Leslie dans « Les trois sœurs » matérialisera à l’imperfection cette immensité, ce tourbillon où les répliques cognent en rafales lorsque pour répondre à son partenaire, elle choisira de parler avec les mots de son personnage d’Oncle Vania. Ce n’était pas raccord, et pourtant tout prenait sens dans ce lapsus temporel.
Christian Benedetti ne fabrique pas un geste, il joue et édifie un paysage, plus encore, il prodigue une langue à ses fantômes, tous ses fantômes où une grammaire de l’âme s’articule. Il les fait parler en abolissant le fragment. Dans cette quête où il avalerait le monde, il ne craint pas autre chose que le déficit des idées, leurs ruines où les cendres s’accumulent et ne disent plus rien même pas le passé. Christian Benedetti ne cesse d’activer par les mots ce feu qu’il souhaite en continue. Il carbure et nourrit sans cesse cette locomotive 137. Lui, il semble ne jamais se quitter, il est tel quel comme si le mouvement de la scène était devenu la vraisemblance à l’envers des mots de Jouvet la vie c’est une panique dans un théâtre en feu.
Il est, comme d’autre avant lui, la figure d’une double action : metteur-en- scène et comédien, figure classique d’un paradoxe confiné en dualité. Le combat inévitable de l’un sur l’autre accentue des situations baroques où il doit se faire « figurer » afin de redevenir l’ordonnateur d’une vue d’ensemble. La schizophrénie se déploie dans son cadre idyllique, là où l’être cesse d’être décentré mais se situe dans sa pensée.
A force de vivre dans les mots de Tchekhov, on les pense, ils deviennent presque une seconde nature, Christian Benedetti ne force pas la chose, il la hante. Il ne conceptualise pas Tchekhov. Il ne terrorise pas l’écriture. Il la respire sans la neutraliser, il la respecte sans la sacraliser, elle déborde d’elle-même et en ça elle devient originale. Il travaille, je l’ai déjà écrit, sur le sens pas sur ce qu’il en pense ou sur ce qu’il croie nous dire.
Il parle de musique, de rythme. Il semble vivre dans le tempo de musiques italiennes où le mélancolique succombe dans les virages de la dolce vita. Plus le travail avance plus il pousse les comédiens à vibrer dans leur musique propre.
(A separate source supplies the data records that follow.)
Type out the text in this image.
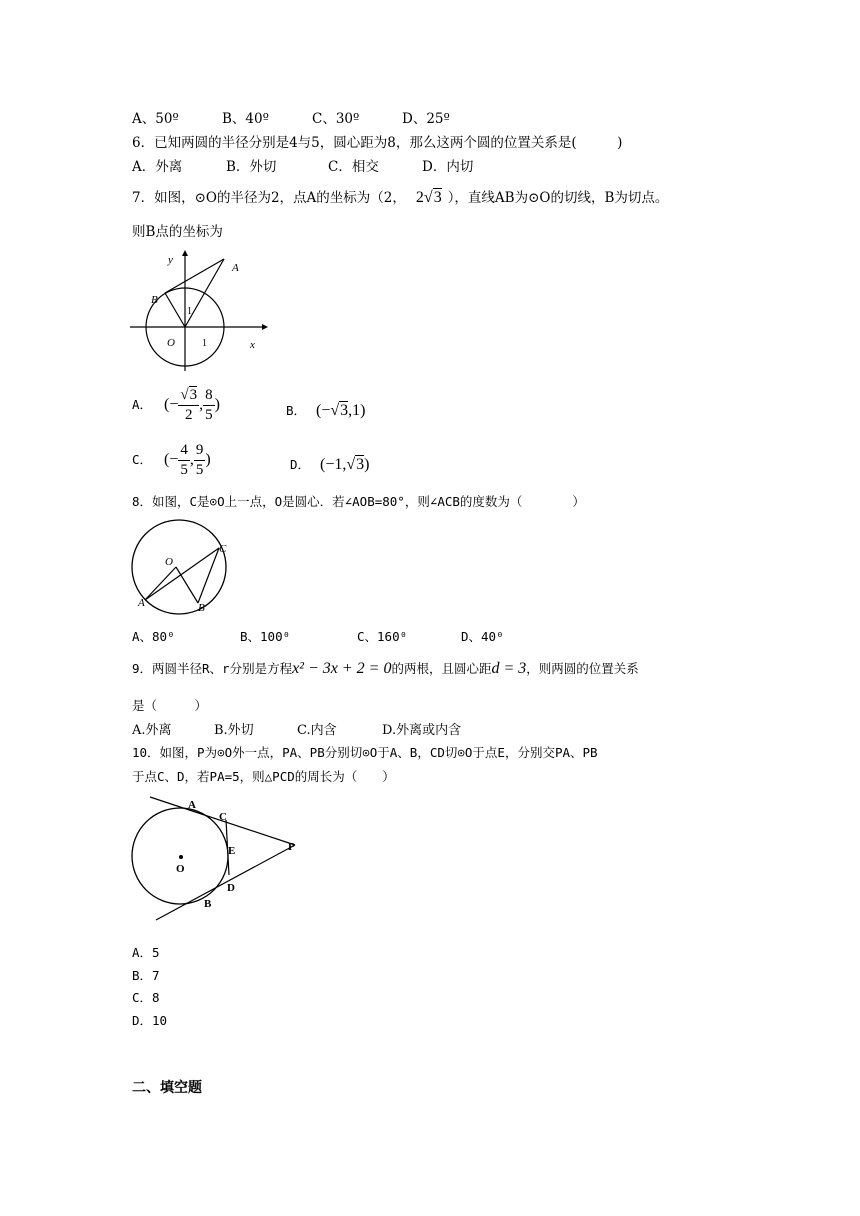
A、50º	B、40º	C、30º	D、25º
6．已知两圆的半径分别是4与5，圆心距为8，那么这两个圆的位置关系是(　　　)
A．外离	B．外切	C．相交	D．内切
7．如图，⊙O的半径为2，点A的坐标为（2， 2√3 ），直线AB为⊙O的切线，B为切点。
则B点的坐标为
y
A
B
1
O	1	x
A． (− $\frac{√3}{2}$ , $\frac{8}{5}$ )	B． (−√3,1)
C． (− $\frac{4}{5}$ , $\frac{9}{5}$ )	D． (−1,√3)
8．如图，C是⊙O上一点，O是圆心．若∠AOB=80°，则∠ACB的度数为（　　　　）
O
C
A	B
A、80⁰	B、100⁰	C、160⁰	D、40⁰
9．两圆半径R、r分别是方程x² − 3x + 2 = 0的两根，且圆心距d = 3，则两圆的位置关系
是（　　　）
A.外离	B.外切	C.内含	D.外离或内含
10．如图，P为⊙O外一点，PA、PB分别切⊙O于A、B，CD切⊙O于点E，分别交PA、PB
于点C、D，若PA=5，则△PCD的周长为（　　）
A
C
E	P
O
D
B
A．5
B．7
C．8
D．10
二、填空题
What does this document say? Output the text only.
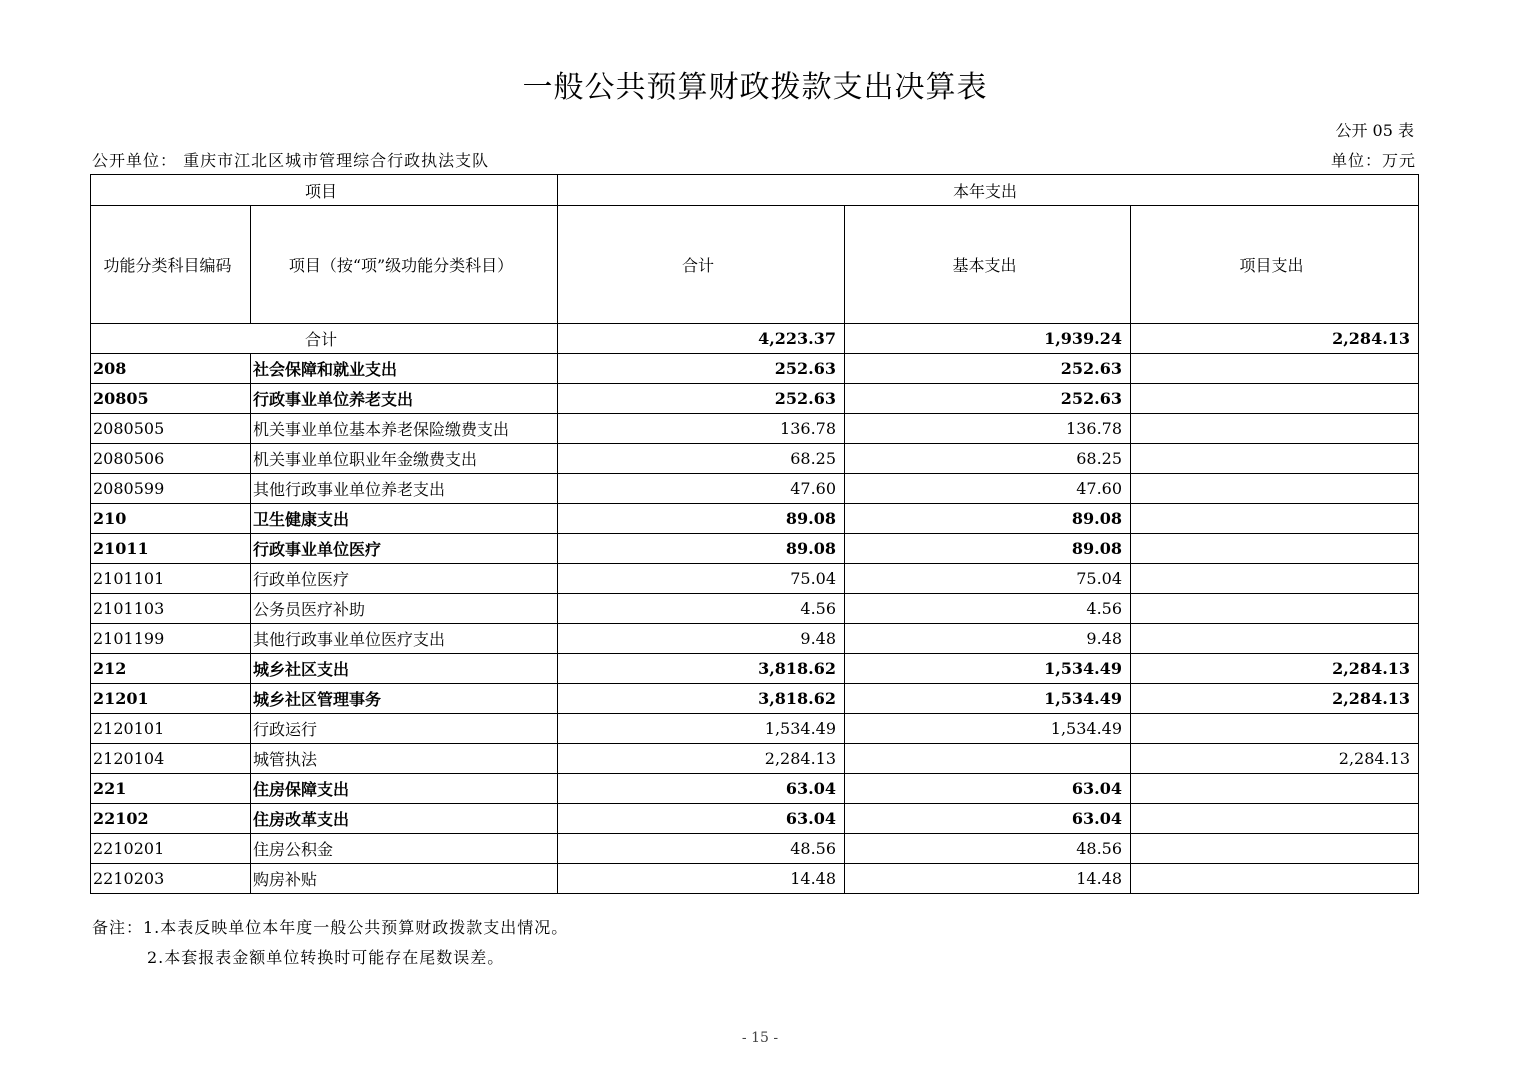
一般公共预算财政拨款支出决算表
公开 05 表
公开单位： 重庆市江北区城市管理综合行政执法支队	单位：万元
项目		本年支出		
功能分类科目编码	项目（按“项”级功能分类科目）	合计	基本支出	项目支出
合计		4,223.37	1,939.24	2,284.13
208	社会保障和就业支出	252.63	252.63	
20805	行政事业单位养老支出	252.63	252.63	
2080505	机关事业单位基本养老保险缴费支出	136.78	136.78	
2080506	机关事业单位职业年金缴费支出	68.25	68.25	
2080599	其他行政事业单位养老支出	47.60	47.60	
210	卫生健康支出	89.08	89.08	
21011	行政事业单位医疗	89.08	89.08	
2101101	行政单位医疗	75.04	75.04	
2101103	公务员医疗补助	4.56	4.56	
2101199	其他行政事业单位医疗支出	9.48	9.48	
212	城乡社区支出	3,818.62	1,534.49	2,284.13
21201	城乡社区管理事务	3,818.62	1,534.49	2,284.13
2120101	行政运行	1,534.49	1,534.49	
2120104	城管执法	2,284.13		2,284.13
221	住房保障支出	63.04	63.04	
22102	住房改革支出	63.04	63.04	
2210201	住房公积金	48.56	48.56	
2210203	购房补贴	14.48	14.48	
备注：1.本表反映单位本年度一般公共预算财政拨款支出情况。
2.本套报表金额单位转换时可能存在尾数误差。
- 15 -
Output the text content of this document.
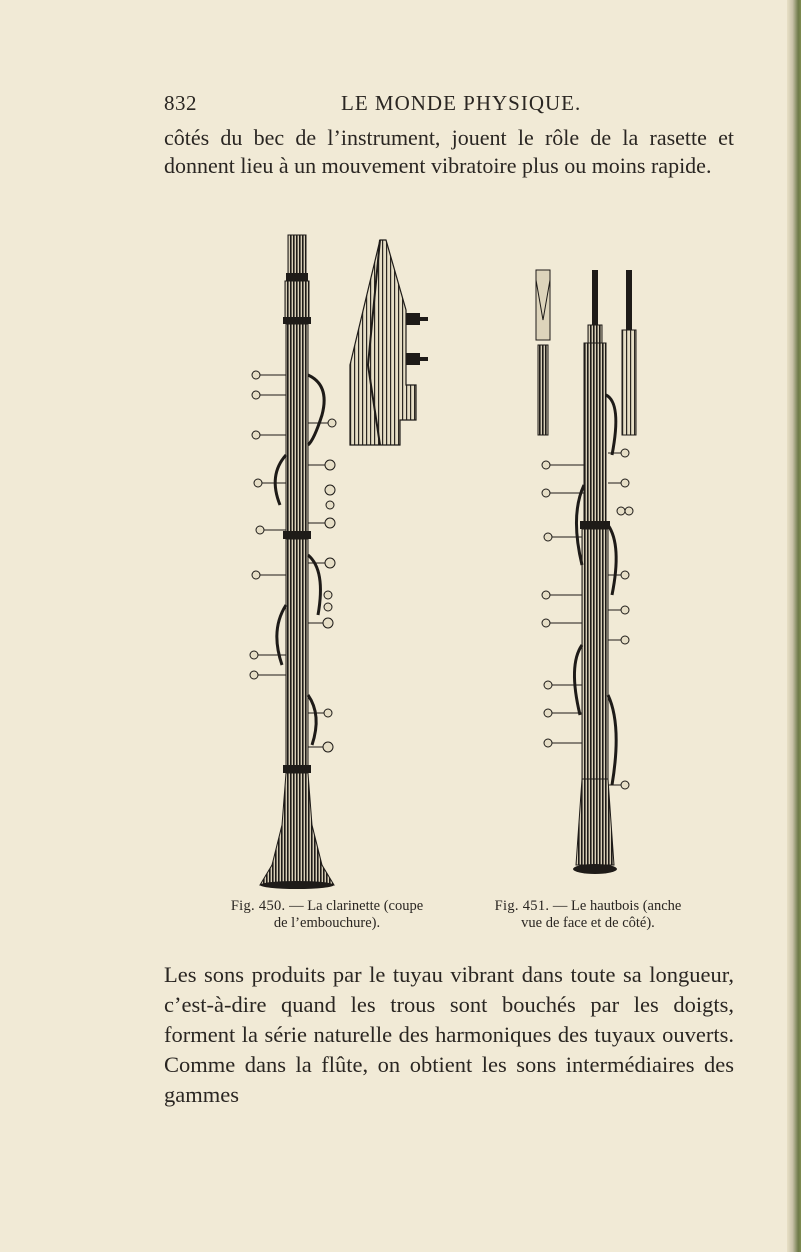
832	LE MONDE PHYSIQUE.

côtés du bec de l’instrument, jouent le rôle de la rasette et donnent lieu à un mouvement vibratoire plus ou moins rapide.

Fig. 450. — La clarinette (coupe
de l’embouchure).
Fig. 451. — Le hautbois (anche
vue de face et de côté).

Les sons produits par le tuyau vibrant dans toute sa longueur, c’est-à-dire quand les trous sont bouchés par les doigts, forment la série naturelle des harmoniques des tuyaux ouverts. Comme dans la flûte, on obtient les sons intermédiaires des gammes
A force je m’y mets. Quand je regarde Macha dans « la mouette », je la poursuis du regard avec dans ma tête My Way de Sid Vicious et lorsque Philippe la rejoint pour une scène, les tonalités se superposent, lui je l’écoute en Chet Baker incapable de calmer l’âme hurlante de sa partenaire.
Christian est un homme de la linéarité foisonnante. Il trace des lignes sur scène, des lignes émotionnelles où sur un banc tous les sentiments des personnages se représentent. Ils sont assis les uns à côté des autres. Ils parent ou ils figent le manque de parole. Les émotions pour lui dépassent les mots, elles ne les suppriment pas, mais elles les enjambent, presque comme s’il cherchait à les délivrer de leur propre sortilège, de ce réductible. Il ne craint pas le pied de la lettre celui où l’on ne voit plus rien, il le souhaite comme on souhaite le vertige du noir. On pourrait penser et il le dit volontiers puisqu’il n’ignore pas les intentions premières du dramaturge, qu’il réalise une immense farce à la fois vaudeville sans porte et tragédie sans larmes et dans ce train lancé à toute vitesse on a l’impression que Feydeau rencontre Dostoievski. Ils ne se regardent pas de face. On imaginerait un jeu de reflets. Une mise en miroir où dans les pauses, dans ces secondes fixées, ils entament un dialogue. Les comédiens doivent déjouer en permanence pour rester les deux pieds dans leur désir et ne pas y rester pour entrer dans celui de cet autre avec lequel ils jouent. Ils sont courageux de ce courage où l’on ne craint plus ni le ridicule, ni l’affront.